Of course, some nations do suffer terribly at the end of an empire. This is usually because the decline is caused by, or itself causes, other problems. Things weren’t great in Italy at the fall of Rome. Turkey was in turmoil when the Ottoman Empire breathed its last.

However, these problems can be avoided if an empire is carefully disbanded before disaster strikes.

If the GAE falls into chaos, it will not be because it loses its military base in Okinawa or its access to the European energy market. These things are survivable. Also, unlike Turkey and Italy, America does not suffer external threats.

The only threats are internal. If these issues are resolved somewhat peacefully, including the uneasy stalemate that no one is happy with as at the moment, then a complete collapse is unlikely and the S&P 500 is likely to keep chugging along.

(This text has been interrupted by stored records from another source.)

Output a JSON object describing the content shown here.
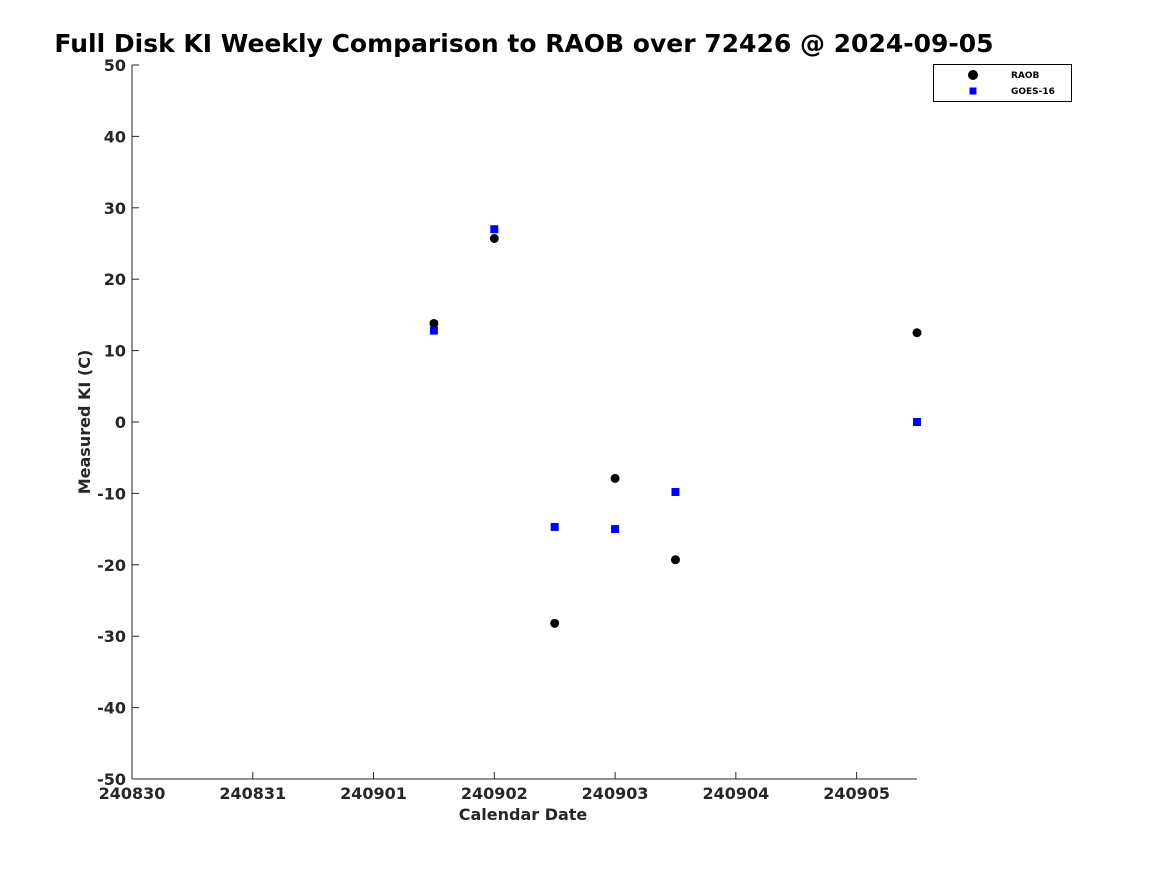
{
  "chart_data": {
    "type": "scatter",
    "title": "Full Disk KI Weekly Comparison to RAOB over 72426 @ 2024-09-05",
    "xlabel": "Calendar Date",
    "ylabel": "Measured KI (C)",
    "x_ticks": [
      "240830",
      "240831",
      "240901",
      "240902",
      "240903",
      "240904",
      "240905"
    ],
    "x_tick_values": [
      0,
      1,
      2,
      3,
      4,
      5,
      6
    ],
    "xlim": [
      0,
      6.5
    ],
    "y_ticks": [
      "50",
      "40",
      "30",
      "20",
      "10",
      "0",
      "-10",
      "-20",
      "-30",
      "-40",
      "-50"
    ],
    "y_tick_values": [
      50,
      40,
      30,
      20,
      10,
      0,
      -10,
      -20,
      -30,
      -40,
      -50
    ],
    "ylim": [
      -50,
      50
    ],
    "grid": false,
    "legend_position": "top-right",
    "series": [
      {
        "name": "RAOB",
        "marker": "circle",
        "color": "#000000",
        "points": [
          {
            "x": 2.5,
            "y": 13.8
          },
          {
            "x": 3.0,
            "y": 25.7
          },
          {
            "x": 3.5,
            "y": -28.2
          },
          {
            "x": 4.0,
            "y": -7.9
          },
          {
            "x": 4.5,
            "y": -19.3
          },
          {
            "x": 6.5,
            "y": 12.5
          }
        ]
      },
      {
        "name": "GOES-16",
        "marker": "square",
        "color": "#0000ff",
        "points": [
          {
            "x": 2.5,
            "y": 12.8
          },
          {
            "x": 3.0,
            "y": 27.0
          },
          {
            "x": 3.5,
            "y": -14.7
          },
          {
            "x": 4.0,
            "y": -15.0
          },
          {
            "x": 4.5,
            "y": -9.8
          },
          {
            "x": 6.5,
            "y": 0.0
          }
        ]
      }
    ]
  }
}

In any case, I don’t see the GAE ending soon. It is becoming something new, perhaps completing its transition from republic to empire, and will be a major world power throughout this century and longer.

Probably.

Quality of life will likely decline for average people in several different ways but here we’re talking purely about investment returns, which is a very different thing.

I won’t be making any changes to my investments that assume a Mad Max scenario in the Imperial Capital.

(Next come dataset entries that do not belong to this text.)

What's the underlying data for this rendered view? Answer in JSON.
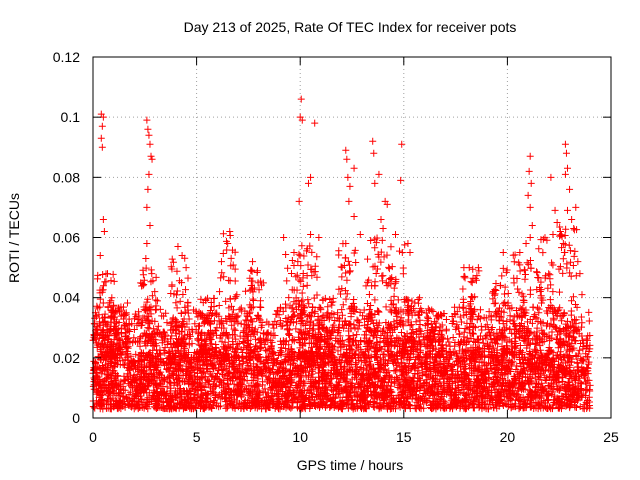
{
  "chart_data": {
    "type": "scatter",
    "title": "Day 213 of 2025, Rate Of TEC Index for receiver pots",
    "xlabel": "GPS time / hours",
    "ylabel": "ROTI / TECUs",
    "xlim": [
      0,
      25
    ],
    "ylim": [
      0,
      0.12
    ],
    "xticks": [
      0,
      5,
      10,
      15,
      20,
      25
    ],
    "xtick_labels": [
      "0",
      "5",
      "10",
      "15",
      "20",
      "25"
    ],
    "yticks": [
      0,
      0.02,
      0.04,
      0.06,
      0.08,
      0.1,
      0.12
    ],
    "ytick_labels": [
      "0",
      "0.02",
      "0.04",
      "0.06",
      "0.08",
      "0.1",
      "0.12"
    ],
    "grid": true,
    "marker": "+",
    "marker_color": "#ff0000",
    "series": [
      {
        "name": "ROTI",
        "baseline_range": [
          0.003,
          0.03
        ],
        "x_range": [
          0,
          24
        ],
        "notable_points": [
          {
            "x": 0.4,
            "y": 0.101
          },
          {
            "x": 0.5,
            "y": 0.1
          },
          {
            "x": 0.45,
            "y": 0.097
          },
          {
            "x": 0.4,
            "y": 0.093
          },
          {
            "x": 0.45,
            "y": 0.09
          },
          {
            "x": 0.5,
            "y": 0.066
          },
          {
            "x": 0.55,
            "y": 0.062
          },
          {
            "x": 0.35,
            "y": 0.054
          },
          {
            "x": 0.7,
            "y": 0.048
          },
          {
            "x": 2.6,
            "y": 0.099
          },
          {
            "x": 2.65,
            "y": 0.096
          },
          {
            "x": 2.7,
            "y": 0.094
          },
          {
            "x": 2.75,
            "y": 0.091
          },
          {
            "x": 2.8,
            "y": 0.087
          },
          {
            "x": 2.85,
            "y": 0.086
          },
          {
            "x": 2.7,
            "y": 0.081
          },
          {
            "x": 2.65,
            "y": 0.076
          },
          {
            "x": 2.6,
            "y": 0.07
          },
          {
            "x": 2.75,
            "y": 0.064
          },
          {
            "x": 2.6,
            "y": 0.058
          },
          {
            "x": 2.55,
            "y": 0.053
          },
          {
            "x": 4.1,
            "y": 0.057
          },
          {
            "x": 4.3,
            "y": 0.054
          },
          {
            "x": 6.6,
            "y": 0.062
          },
          {
            "x": 6.5,
            "y": 0.058
          },
          {
            "x": 6.2,
            "y": 0.052
          },
          {
            "x": 7.7,
            "y": 0.052
          },
          {
            "x": 9.2,
            "y": 0.06
          },
          {
            "x": 9.7,
            "y": 0.055
          },
          {
            "x": 10.05,
            "y": 0.106
          },
          {
            "x": 10.0,
            "y": 0.1
          },
          {
            "x": 10.1,
            "y": 0.099
          },
          {
            "x": 10.7,
            "y": 0.098
          },
          {
            "x": 10.5,
            "y": 0.08
          },
          {
            "x": 10.4,
            "y": 0.078
          },
          {
            "x": 9.95,
            "y": 0.072
          },
          {
            "x": 10.5,
            "y": 0.061
          },
          {
            "x": 10.9,
            "y": 0.06
          },
          {
            "x": 12.2,
            "y": 0.089
          },
          {
            "x": 12.25,
            "y": 0.086
          },
          {
            "x": 12.6,
            "y": 0.083
          },
          {
            "x": 12.3,
            "y": 0.08
          },
          {
            "x": 12.4,
            "y": 0.077
          },
          {
            "x": 12.35,
            "y": 0.072
          },
          {
            "x": 12.6,
            "y": 0.067
          },
          {
            "x": 12.9,
            "y": 0.061
          },
          {
            "x": 12.2,
            "y": 0.058
          },
          {
            "x": 13.5,
            "y": 0.092
          },
          {
            "x": 13.55,
            "y": 0.088
          },
          {
            "x": 13.8,
            "y": 0.081
          },
          {
            "x": 13.6,
            "y": 0.078
          },
          {
            "x": 14.1,
            "y": 0.072
          },
          {
            "x": 14.2,
            "y": 0.071
          },
          {
            "x": 13.9,
            "y": 0.066
          },
          {
            "x": 14.0,
            "y": 0.063
          },
          {
            "x": 13.4,
            "y": 0.059
          },
          {
            "x": 14.9,
            "y": 0.091
          },
          {
            "x": 14.85,
            "y": 0.079
          },
          {
            "x": 14.6,
            "y": 0.061
          },
          {
            "x": 15.2,
            "y": 0.058
          },
          {
            "x": 15.3,
            "y": 0.055
          },
          {
            "x": 17.9,
            "y": 0.05
          },
          {
            "x": 18.3,
            "y": 0.045
          },
          {
            "x": 18.6,
            "y": 0.05
          },
          {
            "x": 19.8,
            "y": 0.055
          },
          {
            "x": 20.6,
            "y": 0.055
          },
          {
            "x": 21.1,
            "y": 0.087
          },
          {
            "x": 21.05,
            "y": 0.082
          },
          {
            "x": 21.15,
            "y": 0.078
          },
          {
            "x": 21.0,
            "y": 0.074
          },
          {
            "x": 21.1,
            "y": 0.07
          },
          {
            "x": 21.2,
            "y": 0.064
          },
          {
            "x": 21.1,
            "y": 0.06
          },
          {
            "x": 20.9,
            "y": 0.058
          },
          {
            "x": 22.1,
            "y": 0.08
          },
          {
            "x": 22.3,
            "y": 0.069
          },
          {
            "x": 22.4,
            "y": 0.065
          },
          {
            "x": 22.2,
            "y": 0.061
          },
          {
            "x": 22.8,
            "y": 0.091
          },
          {
            "x": 22.85,
            "y": 0.088
          },
          {
            "x": 22.9,
            "y": 0.083
          },
          {
            "x": 22.8,
            "y": 0.081
          },
          {
            "x": 23.0,
            "y": 0.076
          },
          {
            "x": 22.9,
            "y": 0.069
          },
          {
            "x": 23.1,
            "y": 0.066
          },
          {
            "x": 23.2,
            "y": 0.063
          },
          {
            "x": 23.3,
            "y": 0.07
          },
          {
            "x": 22.7,
            "y": 0.058
          },
          {
            "x": 22.75,
            "y": 0.055
          },
          {
            "x": 23.4,
            "y": 0.052
          },
          {
            "x": 23.5,
            "y": 0.048
          },
          {
            "x": 23.6,
            "y": 0.041
          }
        ],
        "activity_bursts": [
          {
            "x": 0.6,
            "peak": 0.048
          },
          {
            "x": 1.3,
            "peak": 0.04
          },
          {
            "x": 2.7,
            "peak": 0.05
          },
          {
            "x": 4.2,
            "peak": 0.055
          },
          {
            "x": 5.5,
            "peak": 0.04
          },
          {
            "x": 6.5,
            "peak": 0.062
          },
          {
            "x": 7.8,
            "peak": 0.05
          },
          {
            "x": 9.7,
            "peak": 0.055
          },
          {
            "x": 10.5,
            "peak": 0.06
          },
          {
            "x": 11.2,
            "peak": 0.04
          },
          {
            "x": 12.3,
            "peak": 0.06
          },
          {
            "x": 13.6,
            "peak": 0.06
          },
          {
            "x": 14.6,
            "peak": 0.058
          },
          {
            "x": 15.4,
            "peak": 0.04
          },
          {
            "x": 16.5,
            "peak": 0.035
          },
          {
            "x": 18.3,
            "peak": 0.05
          },
          {
            "x": 19.6,
            "peak": 0.05
          },
          {
            "x": 20.7,
            "peak": 0.055
          },
          {
            "x": 21.8,
            "peak": 0.06
          },
          {
            "x": 22.9,
            "peak": 0.065
          }
        ]
      }
    ]
  }
}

  • This article provides general information. It does not take into account your personal circumstances and is not intended to influence readers’ financial decisions. Get your own, professional advice.

3 comments

  1. luisman · July 29

    First:
    Bismarck in the 1890s agreed to a general pension plan, which was adjusted to the age of 65, as at that time it was expected, that men die on average a few years after retirement. Life was a lot more physical then as it is now. All these “life expectancy” numbers include deaths in infancy, which were quite high 100+ years ago, as well as deaths of pregnant women, becuase medicine was still kind of voodoo.

    Second:
    North America has basically all the resources it needs for its economy, with very few exceptions. Europe doesn’t. Most of the rest of the world doesn’t. I agree that, financially, N.A. is the best bet, as long as it doesn’t self-implode due to ignoramuses. In this regard it is very much different to the UK, which always was dependent on imports.

    So, I will remain to have all hands in the US, but a big thumb in China.

    Liked by 2 people

  2. lemmiwinks · July 30

    IMO the collapse is quite far along at this point. If you consider confidence in institutions, banks, the political system, and the judicial system, most are on varying degrees of shaky ground, at least for anyone paying attention. Social cohesion is surely, (after much hard work) at an all time low.

    The rest of the West isn’t doing that great either by the same measures. China and Russia have seen this coming from afar* and have been preparing appropriately. How it plays out I can’t really speculate, but once it goes, a return to US hegemony seems as likely as the British Empire rising from the ashes under the next monarch (cue a few bars of Rule Britannia).

    I could see a situation where “the enemy of my enemy is my friend” ceases to be the case and things get interesting between Russia and China, but most likely everything is already neatly divided up and there’s just the details to decide. I would say Oceania is going to be speaking Mandarin, however if the Chinese have learned from the mistakes of empires past, they’ll continue to allow the illusion of autonomy while stripping resources as fast as possible.

    Financially there’s nothing really to be done. If you cash out your investments and stuff the mattress you just actualise the losses. Best bet is to ride it out and if you survive the famines and political purges, grin and bear it as your dollars are converted to renminbi or roubles at a huge loss.

    *Neither would be above giving it a nudge along.

    Like

  3. Kentucky Gent · July 31

    “Or if you like, around when keyboards stopped having a Pound Sterling key.”

    Heh. That was before my time, although I remember when keyboards had a cents key. Nowadays we have to press the option and the 4 key at the same time to get ¢

    I’ve contemplated US collapse scenarios and came to the same conclusion as you regarding my investments – stay the course.